Some movies just come out of the chute branded with failure. Our Brand is Crisis, which premiered to unenthusiastic groans at the recent Toronto International Film Festival, is a wildly uneven and commercially doomed vehicle for Sandra Bullock, produced by her pal George Clooney, written by the pretentious Peter Straughan who wrote a forgotten monstrosity called The Men Who Stare at Goats for Mr. Clooney six years ago, and directed by David Gordon Green, the wobbly, second-rate director responsible for such feeble-minded duds as Pineapple Express and, more recently, the Al Pacino disaster, Manglehorn.
OUR BRAND IS CRISIS ★★ Written by: Peter Straughan |
Wasting their collective energy on Our Brand is Crisis, they’ve come up with a sloppy mess about the spin doctors who get paid big bucks to manipulate political elections that exemplifies much of what’s wrong with movies today—vanity projects made with arrogant disregard for the audience by friends with a lot of money and not many serious cultural credentials, who call in favors from each other to make movies nobody wants to see—all serious flaws for which Mr. Clooney is famous.
In a role that was originally written for Mr. Clooney, Ms. Bullock is “Calamity” Jane Bodine, a cartoonish political strategist based on President Bill Clinton’s right-hand powerball, James Carville, who was called in to mastermind the 2002 election of a Bolivian president in whom nobody had much faith or trust, including Mr. Carville.
In the movie, which fictionalizes material from a far superior 2005 documentary of the same name by Rachel Boynton, the Carville character has been changed into a female screwball who comes out of retirement to fix one more election—this time, for unpopular, do-nothing former Bolivian president Pedro Castillo. Jane’s credo is “I can make myself believe in anything—if the money is good.” But the main reason she’s gung-ho for this job is because her candidate’s opponent is represented by her rival political campaign coach and archenemy Pat Candy (a bald Billy Bob Thornton). Intended as a cynical take on the kind of 20th century electioneering in which corruption often overwhelms the odds, the movie wafts and drones and shifts gears so many times that it is never as funny, pointed, jaundiced or clever as it could have been, and much less politically significant than it should be.

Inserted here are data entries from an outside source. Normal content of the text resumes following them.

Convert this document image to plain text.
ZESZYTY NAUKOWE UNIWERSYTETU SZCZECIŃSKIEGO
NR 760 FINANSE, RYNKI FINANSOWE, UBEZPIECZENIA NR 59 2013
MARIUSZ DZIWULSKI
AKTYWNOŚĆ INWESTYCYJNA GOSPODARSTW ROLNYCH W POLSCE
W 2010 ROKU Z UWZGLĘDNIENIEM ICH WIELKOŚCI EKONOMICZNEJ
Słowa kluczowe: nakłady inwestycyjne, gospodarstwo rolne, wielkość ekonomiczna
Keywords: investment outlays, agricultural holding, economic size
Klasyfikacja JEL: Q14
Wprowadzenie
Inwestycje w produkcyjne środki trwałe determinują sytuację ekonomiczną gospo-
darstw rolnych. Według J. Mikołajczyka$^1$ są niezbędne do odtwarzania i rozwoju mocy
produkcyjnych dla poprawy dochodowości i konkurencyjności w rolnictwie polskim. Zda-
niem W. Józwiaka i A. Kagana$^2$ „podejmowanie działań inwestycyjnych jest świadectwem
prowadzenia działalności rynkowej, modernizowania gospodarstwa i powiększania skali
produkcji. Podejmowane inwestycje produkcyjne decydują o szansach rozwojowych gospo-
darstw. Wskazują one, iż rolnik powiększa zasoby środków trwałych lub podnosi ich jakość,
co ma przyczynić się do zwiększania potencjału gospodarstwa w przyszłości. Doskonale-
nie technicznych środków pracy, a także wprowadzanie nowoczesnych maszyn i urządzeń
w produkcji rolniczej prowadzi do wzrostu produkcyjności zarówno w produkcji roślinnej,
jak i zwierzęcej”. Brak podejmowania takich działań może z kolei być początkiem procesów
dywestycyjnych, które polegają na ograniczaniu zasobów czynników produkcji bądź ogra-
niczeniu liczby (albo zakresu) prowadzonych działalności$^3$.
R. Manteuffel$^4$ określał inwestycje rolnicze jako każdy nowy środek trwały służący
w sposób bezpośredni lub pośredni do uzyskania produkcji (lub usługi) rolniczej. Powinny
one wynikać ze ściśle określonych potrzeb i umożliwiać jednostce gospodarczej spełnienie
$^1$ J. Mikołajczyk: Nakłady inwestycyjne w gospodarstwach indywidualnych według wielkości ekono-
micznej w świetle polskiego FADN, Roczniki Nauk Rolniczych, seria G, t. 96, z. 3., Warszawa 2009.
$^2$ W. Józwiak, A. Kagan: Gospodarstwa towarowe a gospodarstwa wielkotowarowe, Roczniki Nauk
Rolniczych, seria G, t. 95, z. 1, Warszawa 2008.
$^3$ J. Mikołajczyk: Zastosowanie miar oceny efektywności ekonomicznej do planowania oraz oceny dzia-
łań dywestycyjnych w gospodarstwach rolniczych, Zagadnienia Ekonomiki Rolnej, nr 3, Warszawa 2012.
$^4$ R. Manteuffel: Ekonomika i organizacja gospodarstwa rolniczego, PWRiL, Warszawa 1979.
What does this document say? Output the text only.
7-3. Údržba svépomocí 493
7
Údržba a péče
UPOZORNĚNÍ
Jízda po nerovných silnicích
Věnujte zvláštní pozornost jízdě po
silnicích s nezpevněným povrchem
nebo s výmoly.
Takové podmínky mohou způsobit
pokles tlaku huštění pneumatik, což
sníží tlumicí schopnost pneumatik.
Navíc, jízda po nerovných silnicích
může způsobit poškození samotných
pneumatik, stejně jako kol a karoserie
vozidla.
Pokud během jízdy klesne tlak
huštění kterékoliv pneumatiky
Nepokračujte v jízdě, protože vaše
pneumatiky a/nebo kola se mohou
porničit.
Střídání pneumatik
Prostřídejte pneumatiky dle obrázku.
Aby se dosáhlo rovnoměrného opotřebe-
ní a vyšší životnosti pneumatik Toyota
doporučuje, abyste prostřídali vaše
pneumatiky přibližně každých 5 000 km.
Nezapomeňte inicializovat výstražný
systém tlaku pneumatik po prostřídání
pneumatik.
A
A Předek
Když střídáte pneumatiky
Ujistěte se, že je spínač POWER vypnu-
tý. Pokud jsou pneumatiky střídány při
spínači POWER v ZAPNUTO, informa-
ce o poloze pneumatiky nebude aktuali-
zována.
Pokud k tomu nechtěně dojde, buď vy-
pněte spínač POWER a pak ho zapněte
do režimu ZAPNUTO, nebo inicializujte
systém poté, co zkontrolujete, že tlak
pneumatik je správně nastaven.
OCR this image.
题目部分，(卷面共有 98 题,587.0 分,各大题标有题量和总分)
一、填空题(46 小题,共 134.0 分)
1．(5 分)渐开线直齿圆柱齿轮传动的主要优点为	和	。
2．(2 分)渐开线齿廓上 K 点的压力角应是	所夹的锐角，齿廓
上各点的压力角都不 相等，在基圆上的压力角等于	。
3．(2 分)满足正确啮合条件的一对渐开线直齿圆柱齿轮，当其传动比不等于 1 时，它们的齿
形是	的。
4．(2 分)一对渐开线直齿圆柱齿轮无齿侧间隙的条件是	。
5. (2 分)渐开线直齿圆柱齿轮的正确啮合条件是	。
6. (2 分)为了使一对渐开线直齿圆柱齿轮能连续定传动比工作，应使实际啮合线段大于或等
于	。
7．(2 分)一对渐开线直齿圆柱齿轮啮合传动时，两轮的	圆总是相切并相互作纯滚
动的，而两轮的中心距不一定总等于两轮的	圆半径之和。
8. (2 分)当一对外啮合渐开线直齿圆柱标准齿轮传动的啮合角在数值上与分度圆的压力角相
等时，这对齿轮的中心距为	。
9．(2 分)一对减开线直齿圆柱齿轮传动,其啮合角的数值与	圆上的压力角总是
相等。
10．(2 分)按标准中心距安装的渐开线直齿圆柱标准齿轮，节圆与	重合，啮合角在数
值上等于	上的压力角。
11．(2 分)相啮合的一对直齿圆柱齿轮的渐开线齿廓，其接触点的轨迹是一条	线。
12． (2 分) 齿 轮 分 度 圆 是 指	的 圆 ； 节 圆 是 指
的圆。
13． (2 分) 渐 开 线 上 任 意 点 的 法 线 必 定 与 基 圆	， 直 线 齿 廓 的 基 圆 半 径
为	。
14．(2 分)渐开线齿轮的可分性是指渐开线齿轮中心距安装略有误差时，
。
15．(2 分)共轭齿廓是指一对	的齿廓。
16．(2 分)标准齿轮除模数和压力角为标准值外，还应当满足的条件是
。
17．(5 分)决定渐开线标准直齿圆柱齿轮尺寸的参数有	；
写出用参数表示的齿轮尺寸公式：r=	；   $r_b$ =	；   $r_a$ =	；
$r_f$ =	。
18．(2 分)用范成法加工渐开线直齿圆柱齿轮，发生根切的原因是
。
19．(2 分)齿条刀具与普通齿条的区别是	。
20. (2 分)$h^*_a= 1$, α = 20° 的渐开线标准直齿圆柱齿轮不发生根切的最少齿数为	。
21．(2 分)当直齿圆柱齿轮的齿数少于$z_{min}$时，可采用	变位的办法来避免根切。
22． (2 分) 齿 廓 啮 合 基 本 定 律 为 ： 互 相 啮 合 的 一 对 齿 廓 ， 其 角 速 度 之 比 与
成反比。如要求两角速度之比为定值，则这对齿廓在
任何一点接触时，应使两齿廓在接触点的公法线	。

Instead of concentrating on the speed bumps that confront Jane on her arrival in South America—a middle-aged candidate with a poor track record, no enthusiasm for the job and zero charisma—the movie wastes an inordinate amount of time showing Jane as a potential loser herself. The focus is not on the candidates but on the hotshot strategists, who will stop at nothing to defeat each other. While the two politicos, both of whom are just inches above the status of crooks, run their campaigns, their two advisors do everything they can to sabotage them. They’re all ruthless. To make things worse, Jane is a dizzy, jet-lagged, frizzy-haired mess with red, swollen eyes, as well as a history of breakdowns, job failures, depression and a weak colon. The humor doesn’t always collate satisfactorily with the serious political conflicts (the constant vomiting scenes are just plain silly), and the happy ending, although based on reality, is unconvincing and naïve. The star even moons the public from a bus window in one prank that falls disappointingly flat, no pun intended.
It’s more interesting to watch Jane struggle to turn her cold, conservative candidate into a warm and likeable winner, even when he punches a constituent in the face. She temporarily regains her old creative spunk, turning the embarrassing incident into front-page heroism, selling Bolivia as a country in crisis and Castillo as the only man who can roll up his sleeves and save it. But Pat Candy has a few trumps up his sleeve, too. Duking it out through false advertising, insincere slogans and false images that guarantee phony promises, it’s Godzilla vs. Mothra until you wish they were both dead. The dialogue is atrocious. The locations in Puerto Rico and La Paz provide tropical ambience. Zoe Kazan, Anthony Mackie, Scoot McNairy and Joaquim de Almeida are wasted members of the under-used supporting cast, and Our Brand Is Crisis adds up to a toothless exercise in missed opportunities that is half cautionary tale, half political satire and oddly insignificant as both.